Master’s student Daniella Lake isn’t coming to USC Annenberg just to be heard. She wants to be seen.
Lake is a veteran podcaster whose show, “Life Told By a Stranger,” spanned both her high school and college careers. Since 2018, she has interviewed subjects from a diverse array of backgrounds by asking them the same four questions about their lives, including what stories they would include in their autobiographies.
But when she hits campus this fall, Lake will be focused on making the jump to broadcast. The GRoW @ Annenberg scholar has set her sights on the anchor’s desk. She took an on-air training course over the summer and plans to join Annenberg TV News. After four years at University of California, Berkeley, where she earned a bachelor’s degree in media studies, Lake said she’s now ready to cover her hometown as a journalist.
“I really do want to be here in Los Angeles, and get to know my community better by sharing their stories,” the So Cal native said.
Growing up, Lake fell in love with the spoken word by reading scripture to the congregation in the Methodist church her family belonged to, as well as at the Catholic school she attended. On special occasions, she would read works by Black poets and give speeches for Black History Month. The soundtrack of her childhood included episodes of “This American Life” and “The Moth Radio Hour” playing on her older brother’s car radio as he drove her to school.
Lake first became interested in media production as a tween while volunteering with the Studio City Library’s Children’s Book Club. One day she was asked to help lead the children through a podcasting activity. Once she was in front of the microphone, she was hooked.
“It all just hit me in that moment,” she said. “I realized this is perfect for me.”
While at UC Berkeley, she developed the audio for the first-ever Black history audio tour of campus. She wrote for The Daily Californian and spent a term in Washington, D.C., during which she interned for the Smithsonian National Museum of Natural History. She has also completed internships at NBC’s Dateline and NPR member station KCRW 89.9.
While Lake enjoyed her time at Cal, the instruction was largely theoretical. Lake said she was attracted to USC Annenberg for the depth of its hands-on instruction. And she is hoping some of her assignments will be al fresco.
The incoming Trojan is passionate about food and culture and she will acquaint herself with the beat through a food journalism course in the fall.
“I just love hearing people’s stories, hearing about people’s families and uncovering history,” she said. “Food is a way to do that, to connect with people and learn about different cultures.
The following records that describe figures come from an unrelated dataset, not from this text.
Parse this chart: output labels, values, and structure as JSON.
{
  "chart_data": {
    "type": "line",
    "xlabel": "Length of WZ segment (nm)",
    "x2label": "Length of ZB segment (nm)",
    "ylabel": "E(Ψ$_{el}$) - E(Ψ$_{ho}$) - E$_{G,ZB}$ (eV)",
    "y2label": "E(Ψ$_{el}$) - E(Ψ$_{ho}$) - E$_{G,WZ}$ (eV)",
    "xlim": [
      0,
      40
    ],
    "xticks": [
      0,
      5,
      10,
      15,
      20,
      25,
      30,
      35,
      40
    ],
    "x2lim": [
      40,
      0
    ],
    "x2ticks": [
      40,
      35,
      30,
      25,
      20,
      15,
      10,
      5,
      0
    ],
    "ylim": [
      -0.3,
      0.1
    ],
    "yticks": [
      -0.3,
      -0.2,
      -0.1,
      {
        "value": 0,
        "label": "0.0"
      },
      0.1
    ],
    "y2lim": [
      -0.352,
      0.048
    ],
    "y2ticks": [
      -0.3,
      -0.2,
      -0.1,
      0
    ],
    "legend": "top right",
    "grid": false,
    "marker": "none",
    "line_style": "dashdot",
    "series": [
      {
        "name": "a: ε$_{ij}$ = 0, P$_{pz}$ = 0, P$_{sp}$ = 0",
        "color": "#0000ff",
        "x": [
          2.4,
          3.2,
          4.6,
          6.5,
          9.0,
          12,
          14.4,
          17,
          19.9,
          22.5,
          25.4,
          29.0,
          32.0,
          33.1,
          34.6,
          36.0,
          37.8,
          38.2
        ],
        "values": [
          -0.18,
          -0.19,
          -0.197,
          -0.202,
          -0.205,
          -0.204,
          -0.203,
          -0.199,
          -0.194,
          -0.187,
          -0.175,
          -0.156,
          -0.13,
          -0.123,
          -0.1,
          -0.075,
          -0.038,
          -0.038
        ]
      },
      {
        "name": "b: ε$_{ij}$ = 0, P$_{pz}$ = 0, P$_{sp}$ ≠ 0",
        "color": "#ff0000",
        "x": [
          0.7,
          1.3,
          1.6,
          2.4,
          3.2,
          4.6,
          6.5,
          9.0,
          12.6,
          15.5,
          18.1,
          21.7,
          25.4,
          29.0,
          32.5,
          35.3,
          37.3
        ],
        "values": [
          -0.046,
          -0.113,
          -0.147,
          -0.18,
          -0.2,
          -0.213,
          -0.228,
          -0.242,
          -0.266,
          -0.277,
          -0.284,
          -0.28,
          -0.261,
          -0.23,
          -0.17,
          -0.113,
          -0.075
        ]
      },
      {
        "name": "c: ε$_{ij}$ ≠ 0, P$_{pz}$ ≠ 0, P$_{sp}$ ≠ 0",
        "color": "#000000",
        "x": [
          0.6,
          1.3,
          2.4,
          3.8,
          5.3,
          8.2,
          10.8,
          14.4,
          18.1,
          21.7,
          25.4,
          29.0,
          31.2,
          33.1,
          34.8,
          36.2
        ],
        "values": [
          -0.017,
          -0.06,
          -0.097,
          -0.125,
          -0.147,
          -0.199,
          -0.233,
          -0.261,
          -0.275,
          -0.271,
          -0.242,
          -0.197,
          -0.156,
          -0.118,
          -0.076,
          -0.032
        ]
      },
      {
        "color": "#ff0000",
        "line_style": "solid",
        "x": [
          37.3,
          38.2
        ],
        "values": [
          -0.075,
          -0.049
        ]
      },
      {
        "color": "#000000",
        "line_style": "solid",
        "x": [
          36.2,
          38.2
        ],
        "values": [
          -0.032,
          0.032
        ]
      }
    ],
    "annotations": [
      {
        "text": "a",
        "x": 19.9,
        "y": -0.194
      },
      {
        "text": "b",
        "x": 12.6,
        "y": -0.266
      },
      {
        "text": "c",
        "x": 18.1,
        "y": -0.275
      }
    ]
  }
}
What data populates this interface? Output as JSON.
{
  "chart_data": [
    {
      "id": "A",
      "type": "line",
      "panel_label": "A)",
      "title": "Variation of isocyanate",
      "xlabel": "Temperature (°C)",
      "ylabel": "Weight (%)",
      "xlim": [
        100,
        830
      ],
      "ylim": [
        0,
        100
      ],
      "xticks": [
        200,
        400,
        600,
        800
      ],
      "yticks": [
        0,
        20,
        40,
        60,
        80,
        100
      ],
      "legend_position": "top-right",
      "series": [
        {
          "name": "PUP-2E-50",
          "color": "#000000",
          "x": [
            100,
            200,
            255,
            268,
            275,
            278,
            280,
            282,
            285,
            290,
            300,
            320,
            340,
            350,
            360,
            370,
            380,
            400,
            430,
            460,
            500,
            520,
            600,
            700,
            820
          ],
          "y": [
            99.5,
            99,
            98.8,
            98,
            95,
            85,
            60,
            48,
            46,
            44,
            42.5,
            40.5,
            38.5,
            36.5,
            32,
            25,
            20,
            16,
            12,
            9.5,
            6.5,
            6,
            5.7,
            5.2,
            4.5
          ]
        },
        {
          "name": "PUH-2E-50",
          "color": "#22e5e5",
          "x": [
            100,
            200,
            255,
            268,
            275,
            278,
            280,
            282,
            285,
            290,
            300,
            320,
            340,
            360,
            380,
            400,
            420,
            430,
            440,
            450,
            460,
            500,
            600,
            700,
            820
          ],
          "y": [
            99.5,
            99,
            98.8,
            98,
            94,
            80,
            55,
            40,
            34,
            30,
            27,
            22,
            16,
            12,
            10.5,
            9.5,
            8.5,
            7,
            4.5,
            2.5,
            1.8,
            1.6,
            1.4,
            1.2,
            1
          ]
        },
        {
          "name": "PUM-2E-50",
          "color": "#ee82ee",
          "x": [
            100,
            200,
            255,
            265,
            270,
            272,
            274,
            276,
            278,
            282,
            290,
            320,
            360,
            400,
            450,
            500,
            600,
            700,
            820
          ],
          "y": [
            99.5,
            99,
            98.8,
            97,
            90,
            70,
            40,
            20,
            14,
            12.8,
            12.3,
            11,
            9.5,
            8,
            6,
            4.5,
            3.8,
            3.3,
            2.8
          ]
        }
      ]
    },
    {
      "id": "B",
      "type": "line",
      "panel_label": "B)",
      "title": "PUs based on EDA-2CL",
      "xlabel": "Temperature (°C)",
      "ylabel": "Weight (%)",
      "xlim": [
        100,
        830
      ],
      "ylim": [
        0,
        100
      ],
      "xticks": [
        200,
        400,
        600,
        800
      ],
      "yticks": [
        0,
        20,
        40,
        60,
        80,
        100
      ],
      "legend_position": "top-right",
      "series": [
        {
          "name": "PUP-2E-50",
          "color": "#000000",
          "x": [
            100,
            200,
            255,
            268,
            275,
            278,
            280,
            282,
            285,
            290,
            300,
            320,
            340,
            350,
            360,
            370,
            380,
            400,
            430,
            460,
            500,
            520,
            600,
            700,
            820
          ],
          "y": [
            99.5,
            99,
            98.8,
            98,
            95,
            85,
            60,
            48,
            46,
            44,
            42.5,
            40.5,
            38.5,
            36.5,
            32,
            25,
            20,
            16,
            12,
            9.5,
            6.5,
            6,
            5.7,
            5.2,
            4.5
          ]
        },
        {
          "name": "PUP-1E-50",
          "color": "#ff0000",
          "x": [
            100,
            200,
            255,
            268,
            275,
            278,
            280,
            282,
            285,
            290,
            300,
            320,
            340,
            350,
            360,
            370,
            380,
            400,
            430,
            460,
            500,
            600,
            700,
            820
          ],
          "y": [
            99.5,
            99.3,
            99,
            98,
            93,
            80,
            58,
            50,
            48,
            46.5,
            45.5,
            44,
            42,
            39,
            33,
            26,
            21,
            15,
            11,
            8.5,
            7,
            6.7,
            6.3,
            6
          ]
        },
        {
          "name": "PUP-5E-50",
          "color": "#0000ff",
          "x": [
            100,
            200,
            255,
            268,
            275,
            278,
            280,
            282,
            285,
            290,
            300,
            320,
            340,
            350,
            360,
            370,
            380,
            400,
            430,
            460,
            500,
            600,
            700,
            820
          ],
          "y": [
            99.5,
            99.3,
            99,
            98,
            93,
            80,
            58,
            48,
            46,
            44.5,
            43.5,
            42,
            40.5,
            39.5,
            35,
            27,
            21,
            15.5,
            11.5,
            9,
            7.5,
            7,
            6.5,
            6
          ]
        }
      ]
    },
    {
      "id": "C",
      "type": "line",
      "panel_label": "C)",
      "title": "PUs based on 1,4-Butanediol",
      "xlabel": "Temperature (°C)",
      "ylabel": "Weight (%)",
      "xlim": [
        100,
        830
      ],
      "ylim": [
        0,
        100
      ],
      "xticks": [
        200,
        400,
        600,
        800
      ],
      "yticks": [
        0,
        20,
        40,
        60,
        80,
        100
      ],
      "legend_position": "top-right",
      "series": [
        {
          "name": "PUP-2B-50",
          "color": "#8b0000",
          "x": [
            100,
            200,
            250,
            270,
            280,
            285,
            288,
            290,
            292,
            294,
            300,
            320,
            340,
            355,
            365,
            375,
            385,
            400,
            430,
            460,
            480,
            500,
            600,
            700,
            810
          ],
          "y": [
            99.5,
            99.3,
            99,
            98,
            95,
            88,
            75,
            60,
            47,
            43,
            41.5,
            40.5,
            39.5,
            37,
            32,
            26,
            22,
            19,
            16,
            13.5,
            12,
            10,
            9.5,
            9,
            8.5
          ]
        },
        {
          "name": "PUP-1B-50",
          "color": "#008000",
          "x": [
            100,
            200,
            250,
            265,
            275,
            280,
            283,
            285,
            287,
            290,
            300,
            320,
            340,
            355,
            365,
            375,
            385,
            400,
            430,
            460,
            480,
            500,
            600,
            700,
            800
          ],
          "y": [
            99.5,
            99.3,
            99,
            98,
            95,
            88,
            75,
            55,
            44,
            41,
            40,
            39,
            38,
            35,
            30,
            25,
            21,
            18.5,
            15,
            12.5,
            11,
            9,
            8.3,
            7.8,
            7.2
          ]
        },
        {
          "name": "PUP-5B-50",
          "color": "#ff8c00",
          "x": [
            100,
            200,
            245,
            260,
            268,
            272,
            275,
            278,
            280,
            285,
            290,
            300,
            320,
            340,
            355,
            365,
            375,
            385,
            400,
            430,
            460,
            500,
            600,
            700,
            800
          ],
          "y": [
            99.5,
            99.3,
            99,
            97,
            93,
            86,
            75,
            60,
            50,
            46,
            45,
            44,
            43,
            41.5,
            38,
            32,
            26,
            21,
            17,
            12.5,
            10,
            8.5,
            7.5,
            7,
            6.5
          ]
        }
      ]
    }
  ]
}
Specifically, I want to educate and inform people about the culture of the African diaspora, all the different cultures, the diversity, the beauty.”
Lake is a first-generation American. Her parents left Sierra Leone in the 1990s due to the country’s civil war, and lived in a series of countries, including Gambia, Ghana and Eritrea before finally landing in the U.S.
The stories Lake heard as a child spanned the globe. Now she has a passion for telling stories close to home. Her career goal is to ultimately become a news anchor in the Los Angeles market.
“The MS in Journalism program is exactly what I need to get there,” she said. “I know I’m in the right place to learn this.”
The GRoW @ Annenberg Scholarship, initiated by USC Annenberg Board of Councilors member Gregory Annenberg Weingarten, an Annenberg Foundation vice president and director, is currently in its fifth year supporting graduate students of color on their path to obtaining a master’s degree in journalism.